We present our numerical results in two parts. In the first part, we compare the numerical results of the ISNSS with the incomplete version of MPNS (IMPNS) method. In both of the ISNSS and IMPNS methods, the first subsystem is solved using the preconditioned CG (PCG) method incorporated with the incomplete Cholesky factorization with dropping tolerance \(10^{-2}\) as a preconditioner. In the Matlab notation the following command can be used for computing the incomplete Cholesky factor

$$\begin{aligned} \texttt {L=ichol(Z,struct('type','ict','droptol',1e-2))}; \end{aligned}$$

where Z is a given SPD matrix. The second subsystem is solved by the Chebyshev acceleration method in conjunction with the PRESB preconditioner. Note that in all of the methods we solve the subsystems (18) and (19) exactly using the sparse Cholesky factorization incorporated with the symmetric approximate minimum degree permutation. To do so, the symamd.m command of Matlab is applied. We use a null vector as an initial guess. The outer iteration is stopped as soon as the residual 2-norm is reduced by a factor of \(10^6\) and the the inner iteration by a factor of \(10^2\). The maximum number of inner and outer iterations are set to be 10000, respectively. In the tables, a dagger (\(\dagger \)) shows that the method has not converged in 10000 iterations. All of the numerical experiments are performed in Matlab R2018b by using a Laptop with 2.50 GHz central processing unit (Intel(R) Core(TM) i5-7200U), 6 GB RAM and Windows 10.

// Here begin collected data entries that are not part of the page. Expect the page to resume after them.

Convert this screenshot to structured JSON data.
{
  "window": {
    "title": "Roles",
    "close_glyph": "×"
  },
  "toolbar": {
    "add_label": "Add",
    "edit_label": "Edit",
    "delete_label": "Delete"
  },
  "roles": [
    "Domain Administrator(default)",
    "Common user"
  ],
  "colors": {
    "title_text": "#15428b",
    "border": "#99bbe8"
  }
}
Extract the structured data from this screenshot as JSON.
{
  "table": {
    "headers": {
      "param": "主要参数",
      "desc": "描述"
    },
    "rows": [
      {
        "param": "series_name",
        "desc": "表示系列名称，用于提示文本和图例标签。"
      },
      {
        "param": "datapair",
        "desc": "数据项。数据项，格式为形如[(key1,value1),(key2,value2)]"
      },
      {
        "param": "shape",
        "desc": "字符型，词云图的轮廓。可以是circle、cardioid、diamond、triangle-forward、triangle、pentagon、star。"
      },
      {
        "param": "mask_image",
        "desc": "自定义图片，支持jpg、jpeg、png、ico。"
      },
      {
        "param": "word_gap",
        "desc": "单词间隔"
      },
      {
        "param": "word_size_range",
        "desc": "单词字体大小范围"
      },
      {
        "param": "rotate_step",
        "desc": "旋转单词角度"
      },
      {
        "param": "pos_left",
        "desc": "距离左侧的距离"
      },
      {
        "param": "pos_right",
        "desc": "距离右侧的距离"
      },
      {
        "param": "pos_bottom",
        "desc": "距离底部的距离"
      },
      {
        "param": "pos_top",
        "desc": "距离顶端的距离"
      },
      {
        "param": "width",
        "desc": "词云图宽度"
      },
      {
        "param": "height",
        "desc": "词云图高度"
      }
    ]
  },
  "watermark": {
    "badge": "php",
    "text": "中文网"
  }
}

Numerical results are presented for Examples 1 and 2 in Tables 1, 2, 3 and 4. In these tables we report the number of outer iterations (“Iters”), elapsed CPU time in seconds (“CPU”) and the following values

$$\begin{aligned} R_k=\frac{\Vert b -A x^{(k)}\Vert _2}{\Vert b\Vert _2}, \quad E_k=\frac{\Vert x^*- x^{(k)}\Vert _2}{\Vert x^{*} \Vert _2}, \end{aligned}$$

to demonstrate the accuracy of the computed solutions, where \( x^{(k)}\) and \( x^{*}\) are the computed solution at iteration k and the exact solution, respectively. We also present the minimum eigenvalue of the matrices W and T to see that whether the matrix is indefinite or not. For both the ISNSS and IMPNS methods the the optimal values of the parameters (the one with minimum number of iterations) are computed experimentally.

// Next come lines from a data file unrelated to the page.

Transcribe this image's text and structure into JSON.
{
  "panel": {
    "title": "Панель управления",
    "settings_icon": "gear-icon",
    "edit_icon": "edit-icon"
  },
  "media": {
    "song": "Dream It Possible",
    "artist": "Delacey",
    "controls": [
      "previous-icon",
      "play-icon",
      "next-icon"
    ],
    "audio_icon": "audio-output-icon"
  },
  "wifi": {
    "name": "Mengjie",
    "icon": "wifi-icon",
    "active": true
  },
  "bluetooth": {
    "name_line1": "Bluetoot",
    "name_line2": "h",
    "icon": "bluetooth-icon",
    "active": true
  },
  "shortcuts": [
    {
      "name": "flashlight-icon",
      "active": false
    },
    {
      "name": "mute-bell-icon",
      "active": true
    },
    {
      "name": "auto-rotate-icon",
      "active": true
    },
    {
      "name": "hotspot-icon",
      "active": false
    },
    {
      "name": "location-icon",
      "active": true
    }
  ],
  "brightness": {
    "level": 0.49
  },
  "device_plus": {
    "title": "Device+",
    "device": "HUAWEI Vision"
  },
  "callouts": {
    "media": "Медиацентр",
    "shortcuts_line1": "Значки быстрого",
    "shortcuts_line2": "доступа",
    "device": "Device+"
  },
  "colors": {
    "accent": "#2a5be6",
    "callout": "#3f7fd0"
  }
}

As the numerical results show the ISNSS outperforms the IMPNS method from both the CPU time and the iterations. We observe that ISNSS iteration method is h-independent. However, by increasing the parameter \(\omega \), the number of iterations is increased moderately.

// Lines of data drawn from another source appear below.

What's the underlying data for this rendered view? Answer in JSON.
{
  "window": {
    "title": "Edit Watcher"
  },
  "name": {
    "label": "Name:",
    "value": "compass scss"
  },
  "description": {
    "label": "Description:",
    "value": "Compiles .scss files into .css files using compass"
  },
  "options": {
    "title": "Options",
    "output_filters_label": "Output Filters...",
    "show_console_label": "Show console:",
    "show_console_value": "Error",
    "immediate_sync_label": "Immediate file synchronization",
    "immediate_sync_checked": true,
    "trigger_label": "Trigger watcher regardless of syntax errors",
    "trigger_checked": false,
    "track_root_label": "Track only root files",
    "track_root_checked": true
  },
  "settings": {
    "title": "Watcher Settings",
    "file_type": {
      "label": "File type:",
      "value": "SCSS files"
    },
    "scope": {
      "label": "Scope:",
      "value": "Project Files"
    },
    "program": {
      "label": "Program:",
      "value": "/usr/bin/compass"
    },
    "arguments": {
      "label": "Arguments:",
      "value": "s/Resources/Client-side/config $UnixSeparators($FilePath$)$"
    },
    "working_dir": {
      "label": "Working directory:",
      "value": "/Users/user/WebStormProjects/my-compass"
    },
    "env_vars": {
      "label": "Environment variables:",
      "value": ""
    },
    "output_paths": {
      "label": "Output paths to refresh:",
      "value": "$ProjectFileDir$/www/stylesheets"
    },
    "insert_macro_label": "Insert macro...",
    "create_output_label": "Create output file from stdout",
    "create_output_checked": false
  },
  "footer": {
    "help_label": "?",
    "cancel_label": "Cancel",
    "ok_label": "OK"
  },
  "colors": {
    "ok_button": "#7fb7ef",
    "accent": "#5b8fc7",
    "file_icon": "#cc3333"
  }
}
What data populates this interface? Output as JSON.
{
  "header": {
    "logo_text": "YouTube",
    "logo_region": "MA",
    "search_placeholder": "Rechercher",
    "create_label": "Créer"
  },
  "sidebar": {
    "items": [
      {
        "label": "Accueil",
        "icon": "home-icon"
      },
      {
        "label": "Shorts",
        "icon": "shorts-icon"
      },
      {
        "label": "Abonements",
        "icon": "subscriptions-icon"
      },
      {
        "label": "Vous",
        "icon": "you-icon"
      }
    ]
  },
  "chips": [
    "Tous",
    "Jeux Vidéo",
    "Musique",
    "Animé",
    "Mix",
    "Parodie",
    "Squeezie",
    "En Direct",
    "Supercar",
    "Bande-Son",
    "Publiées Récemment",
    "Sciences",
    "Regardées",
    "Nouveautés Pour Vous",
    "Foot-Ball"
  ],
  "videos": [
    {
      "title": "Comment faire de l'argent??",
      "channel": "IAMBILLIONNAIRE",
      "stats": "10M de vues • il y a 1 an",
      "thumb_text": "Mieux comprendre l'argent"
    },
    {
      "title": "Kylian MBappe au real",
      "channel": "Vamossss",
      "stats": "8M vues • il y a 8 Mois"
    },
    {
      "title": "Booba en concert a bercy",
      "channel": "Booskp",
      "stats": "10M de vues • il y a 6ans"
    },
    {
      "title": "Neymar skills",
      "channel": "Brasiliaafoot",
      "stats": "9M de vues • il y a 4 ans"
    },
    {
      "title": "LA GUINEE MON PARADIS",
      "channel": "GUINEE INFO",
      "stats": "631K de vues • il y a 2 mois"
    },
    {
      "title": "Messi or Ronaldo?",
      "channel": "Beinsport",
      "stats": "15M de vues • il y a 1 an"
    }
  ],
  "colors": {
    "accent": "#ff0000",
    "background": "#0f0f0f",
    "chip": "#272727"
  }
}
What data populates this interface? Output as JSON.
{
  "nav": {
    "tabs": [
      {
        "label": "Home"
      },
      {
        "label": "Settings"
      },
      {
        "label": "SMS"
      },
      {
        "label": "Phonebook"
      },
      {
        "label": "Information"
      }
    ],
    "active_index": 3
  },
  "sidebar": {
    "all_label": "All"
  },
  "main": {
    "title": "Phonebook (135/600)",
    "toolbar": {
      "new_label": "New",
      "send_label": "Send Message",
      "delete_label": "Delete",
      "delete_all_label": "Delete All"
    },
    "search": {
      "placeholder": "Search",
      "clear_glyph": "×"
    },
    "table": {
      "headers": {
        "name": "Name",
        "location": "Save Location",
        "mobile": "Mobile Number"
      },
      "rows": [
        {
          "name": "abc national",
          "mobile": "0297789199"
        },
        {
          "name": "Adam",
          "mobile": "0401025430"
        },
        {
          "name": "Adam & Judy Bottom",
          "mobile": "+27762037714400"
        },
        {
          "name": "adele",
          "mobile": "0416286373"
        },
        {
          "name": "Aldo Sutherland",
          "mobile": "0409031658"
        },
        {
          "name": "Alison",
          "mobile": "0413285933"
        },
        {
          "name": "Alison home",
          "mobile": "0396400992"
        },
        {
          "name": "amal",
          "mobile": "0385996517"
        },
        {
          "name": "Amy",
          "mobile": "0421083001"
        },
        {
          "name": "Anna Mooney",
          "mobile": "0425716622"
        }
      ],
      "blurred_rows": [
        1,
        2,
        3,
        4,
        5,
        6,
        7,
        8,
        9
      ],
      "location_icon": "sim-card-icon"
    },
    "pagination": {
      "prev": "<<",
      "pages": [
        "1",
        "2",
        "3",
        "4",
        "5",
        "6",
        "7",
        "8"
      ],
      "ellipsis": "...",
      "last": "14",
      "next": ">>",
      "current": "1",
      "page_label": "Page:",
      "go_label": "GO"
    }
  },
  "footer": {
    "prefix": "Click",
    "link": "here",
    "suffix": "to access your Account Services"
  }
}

Table 1 Numerical results of IMPNS and ISNSS for Example 1 and \(m=128~(n=16384)\)

Table 2 Numerical results of IMPNS and ISNSS for Example 1 and \(m=256~(n=65536)\)

Table 3 Numerical results of IMPNS, ISNSS for Example 2 with \(\sigma _{1}=-100\) and \(\sigma _{2}=100\)

Table 4 Numerical results of IMPNS, ISNSS for Example 2 with \(\sigma _{1}=-1000\) and \(\sigma _{2}=10\)

For the second set of our numerical experiments, we present the numerical results for solving Examples 1 and 2 by means of the flexible version of GMRES (FGMRES) [24, 26] incorporated with the SNSS and MPNS preconditioners (hereafter, are denoted by FGMRES-SNSS and FGMRES-MPNS, respectively). We use a zero vector as an initial guess and the iteration of FGMRES is stopped as soon as the residual 2-norm is reduced by a factor of \(10^6\). The maximum number of iterations is set to be 10,000. In the implementation of the preconditioners the subsystems are solved as mentioned in the first set of the numerical experiments. Numerical results are presented in Tables 5, 6, 7 and 8. To demonstrate the efficiency of the preconditioners we also present the numerical results of FGMRES without preconditioning. We use the optimal value of the parameter in the MPNS method, however the estimated parameters given in Eq. (26) are used in the SNSS method.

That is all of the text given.